Your risk of dehydration on keto is higher during the first week when you lose water and electrolytes. But as long as you are drinking your fluids and eating electrolyte-rich food, your risk of kidney stones during your initial stages of keto dieting.
As for gallstones, many people have asymptomatic gallstones , and they are not directly linked to high-fat, low-carb eating but genetics. Gallstones are hardened deposits of bile due to chemical composition imbalances in the gallbladder. Rapid weight loss can increase your risk or worsen gallstones. That's why it's always safer to lose weight gradually.
5. Keto Increases Heart Disease Risk
Coronary heart disease (CHD) is the leading cause of death worldwide. For a long time, researchers believed that CHD is a direct result of eating too much fat . However, current research suggests things are not that simple.
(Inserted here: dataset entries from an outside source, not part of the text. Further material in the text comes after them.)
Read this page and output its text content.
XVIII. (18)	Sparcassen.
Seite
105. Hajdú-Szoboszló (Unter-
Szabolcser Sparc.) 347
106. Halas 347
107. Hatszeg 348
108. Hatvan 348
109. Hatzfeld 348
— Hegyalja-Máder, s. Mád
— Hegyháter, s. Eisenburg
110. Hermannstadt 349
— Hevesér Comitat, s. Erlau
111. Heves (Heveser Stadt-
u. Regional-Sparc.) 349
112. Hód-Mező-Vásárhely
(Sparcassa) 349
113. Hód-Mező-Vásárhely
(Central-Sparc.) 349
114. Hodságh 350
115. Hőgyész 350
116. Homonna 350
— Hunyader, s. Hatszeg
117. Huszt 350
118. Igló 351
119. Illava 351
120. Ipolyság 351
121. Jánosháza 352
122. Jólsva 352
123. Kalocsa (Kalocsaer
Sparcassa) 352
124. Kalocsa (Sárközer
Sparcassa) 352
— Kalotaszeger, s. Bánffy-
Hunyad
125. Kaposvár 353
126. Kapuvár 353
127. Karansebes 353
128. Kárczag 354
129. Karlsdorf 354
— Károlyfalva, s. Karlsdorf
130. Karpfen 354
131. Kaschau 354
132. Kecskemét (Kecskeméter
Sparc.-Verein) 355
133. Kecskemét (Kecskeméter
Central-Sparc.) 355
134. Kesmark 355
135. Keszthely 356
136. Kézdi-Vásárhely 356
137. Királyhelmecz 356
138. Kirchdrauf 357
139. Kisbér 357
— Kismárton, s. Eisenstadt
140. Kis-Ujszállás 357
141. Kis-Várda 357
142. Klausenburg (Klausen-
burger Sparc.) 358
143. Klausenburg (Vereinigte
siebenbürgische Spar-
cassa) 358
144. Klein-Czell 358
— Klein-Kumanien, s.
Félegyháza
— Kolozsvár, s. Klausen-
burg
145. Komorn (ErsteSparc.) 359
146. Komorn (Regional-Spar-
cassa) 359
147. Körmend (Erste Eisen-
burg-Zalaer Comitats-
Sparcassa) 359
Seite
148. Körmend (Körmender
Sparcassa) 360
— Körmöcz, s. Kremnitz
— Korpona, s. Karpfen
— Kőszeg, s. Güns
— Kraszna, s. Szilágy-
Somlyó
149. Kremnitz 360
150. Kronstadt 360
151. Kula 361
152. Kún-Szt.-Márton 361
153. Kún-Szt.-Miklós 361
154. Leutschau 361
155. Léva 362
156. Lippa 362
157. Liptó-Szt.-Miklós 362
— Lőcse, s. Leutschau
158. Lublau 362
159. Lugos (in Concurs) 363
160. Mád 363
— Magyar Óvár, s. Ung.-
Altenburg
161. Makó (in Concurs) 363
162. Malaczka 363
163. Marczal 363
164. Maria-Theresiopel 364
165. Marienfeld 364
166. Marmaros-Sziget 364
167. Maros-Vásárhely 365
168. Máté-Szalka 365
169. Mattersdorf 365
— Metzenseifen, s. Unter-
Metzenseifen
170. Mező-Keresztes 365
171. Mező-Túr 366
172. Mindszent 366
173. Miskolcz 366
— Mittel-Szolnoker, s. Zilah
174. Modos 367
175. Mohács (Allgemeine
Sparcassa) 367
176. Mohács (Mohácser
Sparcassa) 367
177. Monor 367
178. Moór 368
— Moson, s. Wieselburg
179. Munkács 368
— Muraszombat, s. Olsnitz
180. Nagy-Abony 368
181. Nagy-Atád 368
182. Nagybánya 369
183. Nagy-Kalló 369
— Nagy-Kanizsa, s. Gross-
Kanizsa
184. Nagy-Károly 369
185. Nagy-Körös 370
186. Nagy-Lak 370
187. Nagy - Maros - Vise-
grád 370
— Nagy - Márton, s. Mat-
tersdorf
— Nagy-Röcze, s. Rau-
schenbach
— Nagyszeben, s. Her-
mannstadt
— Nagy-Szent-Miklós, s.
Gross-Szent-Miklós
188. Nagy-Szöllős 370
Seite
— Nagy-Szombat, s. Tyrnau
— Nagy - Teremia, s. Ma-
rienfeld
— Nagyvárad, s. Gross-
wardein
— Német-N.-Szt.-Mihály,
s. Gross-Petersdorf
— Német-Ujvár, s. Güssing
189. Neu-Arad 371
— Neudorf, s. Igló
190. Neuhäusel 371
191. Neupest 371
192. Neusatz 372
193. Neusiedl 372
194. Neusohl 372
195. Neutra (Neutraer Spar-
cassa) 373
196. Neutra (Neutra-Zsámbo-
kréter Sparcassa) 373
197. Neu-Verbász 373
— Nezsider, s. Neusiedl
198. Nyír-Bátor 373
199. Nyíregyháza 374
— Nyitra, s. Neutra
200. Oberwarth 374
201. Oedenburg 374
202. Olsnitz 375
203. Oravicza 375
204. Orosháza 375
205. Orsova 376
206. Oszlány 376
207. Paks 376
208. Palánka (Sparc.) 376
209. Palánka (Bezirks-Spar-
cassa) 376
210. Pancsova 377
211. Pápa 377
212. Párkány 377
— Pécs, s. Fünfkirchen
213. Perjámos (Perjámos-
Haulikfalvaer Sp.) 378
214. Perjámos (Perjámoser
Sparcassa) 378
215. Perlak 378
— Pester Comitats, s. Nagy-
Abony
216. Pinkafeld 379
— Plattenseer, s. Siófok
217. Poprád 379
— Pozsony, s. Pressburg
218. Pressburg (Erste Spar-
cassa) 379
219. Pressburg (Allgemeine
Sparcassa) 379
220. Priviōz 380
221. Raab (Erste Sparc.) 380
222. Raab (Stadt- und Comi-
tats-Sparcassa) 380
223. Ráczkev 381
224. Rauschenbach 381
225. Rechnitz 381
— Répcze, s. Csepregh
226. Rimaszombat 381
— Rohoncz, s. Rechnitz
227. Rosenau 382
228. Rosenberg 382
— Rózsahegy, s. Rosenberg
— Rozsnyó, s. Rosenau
Now, a growing body of research shows that refined carbohydrates are more likely to increase the risk of CHD . The role of saturated fat in heart disease is also now brought into question . Saturated fats also have their unique role in biological functions, so excluding them is not really that beneficial or even possible.
Besides fact is that fat is an essential nutrient. Fat provides energy, regulated body temperature, protects your organs. Fats also make up the membranes of our cells, carry vitamins, and some fats act as hormones. Unsaturated fats and omega-3 fatty acids provide health benefits and protect against a range of diseases such as heart disease, cancer, and depression.
Another thing worth noting is that studies show that low-fat diets are actually causing people to gain weight and develop metabolic diseases . That's because people are compensating for the lack of fat in their diet by eating more carbs.
Opposing everything the public knows about healthy eating, it's no wonder keto has gotten such a bad rap. The diet is often touted as unhealthy and even dangerous. However, most talk about keto diet dangers is myth rather than science.
Truth is that keto can benefit your health in many ways. When well-planned, the diet provides all necessary nutrients while at the same time lowering your risk of diabetes, weight gain, heart disease, cancer, and neurological conditions.